I find it frustrating that a disproportionate amount of the attention toward online-video marketing is on reach instead of relevancy. Let’s take an analogy —  if your buddy says you can’t miss new Haunting Film, that unarguably effects you more than finding a “Haunting” flier on your windshield for three consecutive mornings.

buddy

Naturally there’s still a vital role for the “fliers” of the medium: banners, Invideo ads, homepage takeovers and other forms of interruption advertising. They’re easy, scalable and get us lots of attention quickly. No video creator can reach 30 million people instantly. But the “buddy system” is also important (and yes I just coined that term, thank you). The online-video stars of YouTube have a “buddy-like” relationship with an audience who are influencing others.

Why are the online-video dollars (growing at 40% this year) still pouring mostly into old forms of promotion wrapped around a new medium? To me, it’s almost like seeing a 60-second television spot that’s a video recording of a print ad.

Uncle Nalts has an answer…The Digital-Marketing Mix is still driven by legacy media-advertising buyers who are cozy with CPM advertising. They know what they should spend, and how much it changes awareness (and maybe intent or purchase). They’re not yet familiar with the unique promotional properties of this online-video medium. The lower the CPM the better the deal. The lower the CPM the better the deal. The lower the CPM the better the deal.

George S., who runs the YouTube Partner program, adds below (see comments): “These decisions are typically made at the agency level, not by YouTube, and they will evolve as social media matures.” He’s right- YouTube can influence how advertisers leverage the medium, but ultimately require agencies to recognize the synergy with media and entertaining videos.

These big programs, initiated by well-meaning media buyers, fail to leverage more cost-effective and higher-impact options. Imagine dozens of known YouTube “stars” (popular characters, personality troupes, comedy troupes, and individual web shows) posting videos about the film in the week prior to its release. It would be fun to see unique creepy spoofs ala the Dr. Slasher video I did (not paid) for MySpace Dr. Slasher. The cost would be nominal relative to the media buy. And we’d see comments, replies, discussions and buzz… Of course we’d need pre-post or test-control research that proves the obvious… a “shout out” by Michael Buckley, para example, is worth more than dozens of ad impressions.

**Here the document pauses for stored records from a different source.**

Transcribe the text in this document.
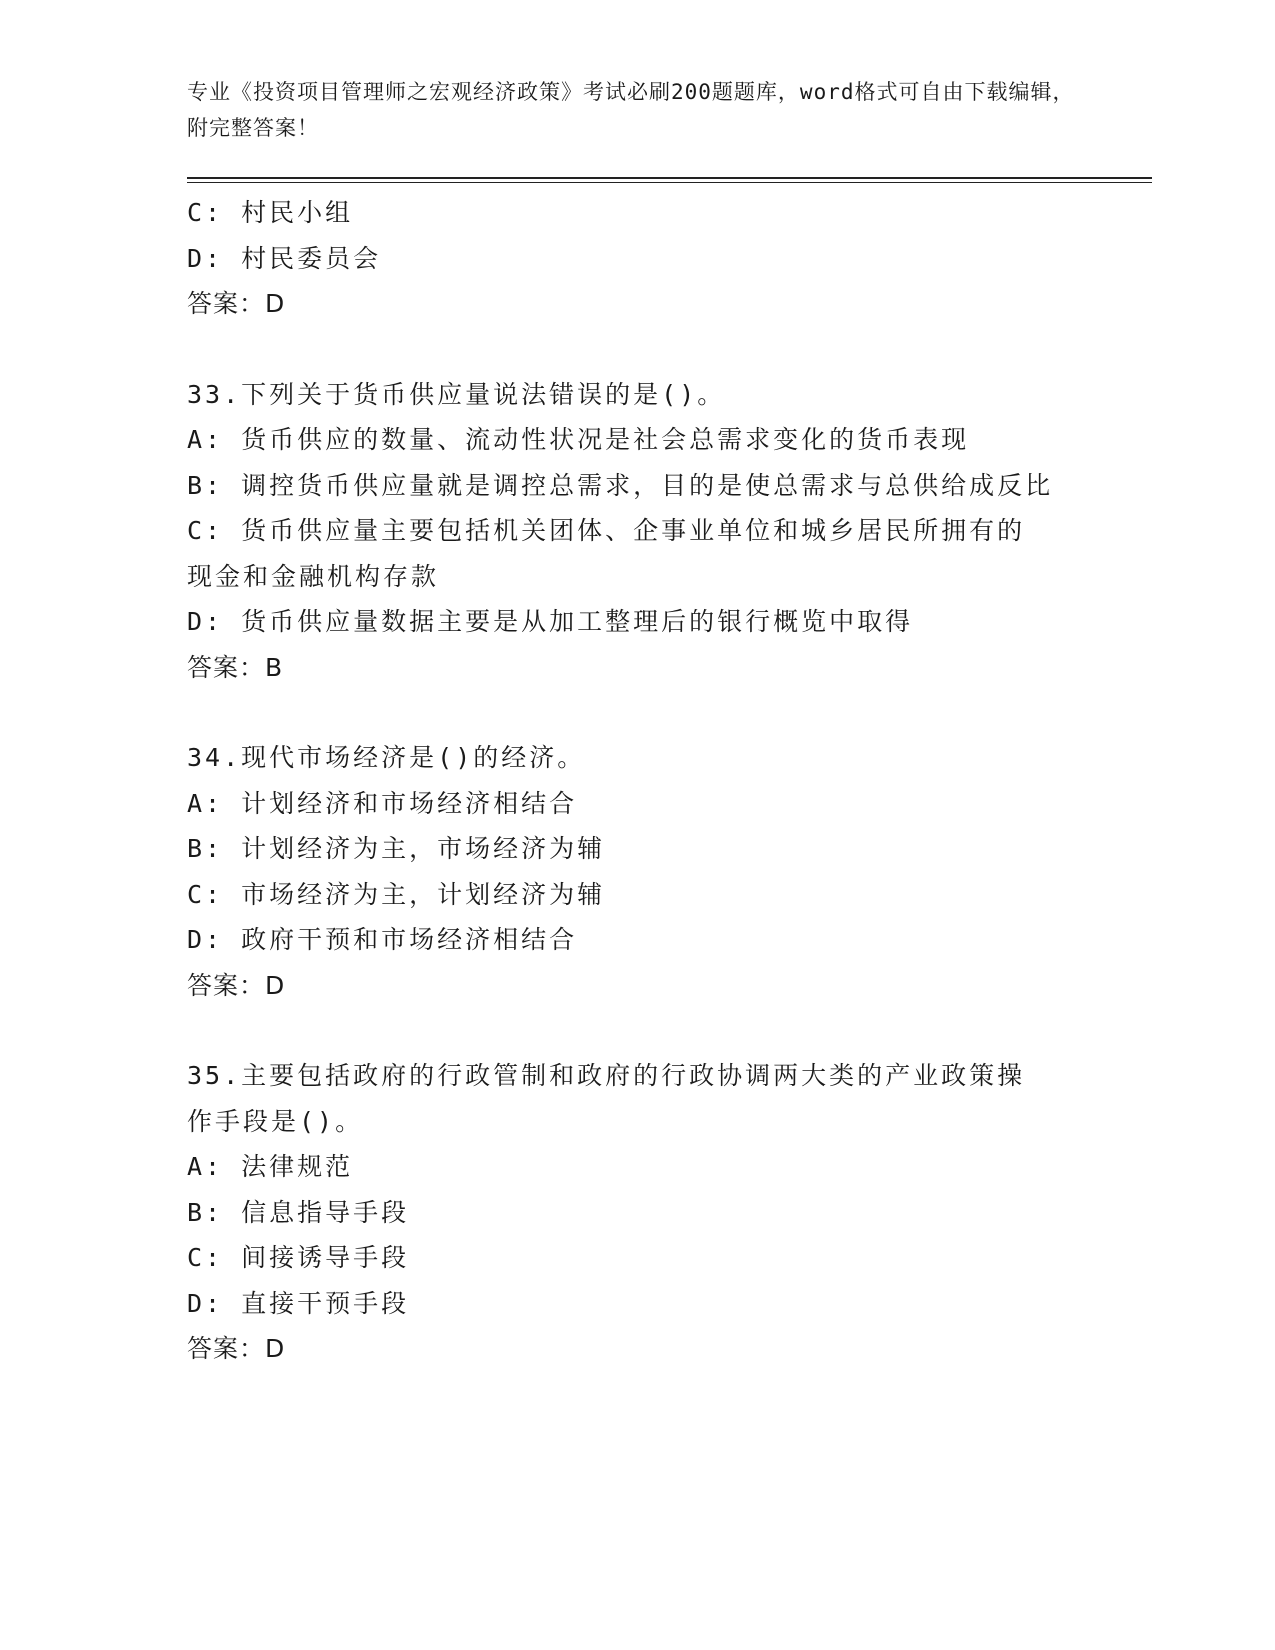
专业《投资项目管理师之宏观经济政策》考试必刷200题题库，word格式可自由下载编辑，附完整答案！
C: 村民小组
D: 村民委员会
答案：D
33.下列关于货币供应量说法错误的是()。
A: 货币供应的数量、流动性状况是社会总需求变化的货币表现
B: 调控货币供应量就是调控总需求，目的是使总需求与总供给成反比
C: 货币供应量主要包括机关团体、企事业单位和城乡居民所拥有的现金和金融机构存款
D: 货币供应量数据主要是从加工整理后的银行概览中取得
答案：B
34.现代市场经济是()的经济。
A: 计划经济和市场经济相结合
B: 计划经济为主，市场经济为辅
C: 市场经济为主，计划经济为辅
D: 政府干预和市场经济相结合
答案：D
35.主要包括政府的行政管制和政府的行政协调两大类的产业政策操作手段是()。
A: 法律规范
B: 信息指导手段
C: 间接诱导手段
D: 直接干预手段
答案：D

Please not, Uncle Nalts is not saying homepage takeovers are dead because those 30 million YouTube homepage visitors get us vital reach, and Buckley and his fellow creators are reaching only a fraction of YouTube’s daily audience. But the regular YouTube audience (who watch 10 plus videos, and are subscribed to some of the more popular stars) are arguably the ‘trend setters’ that are at the center of a marketer’s bullseye. So if a promotion gets them jazzed, there’s an important and often overlooked spillover.

More importantly, the combination of the homepage — driving people to engaging amateur videos by known personalities — is going to make that “Cross-Talk” work a lot harder.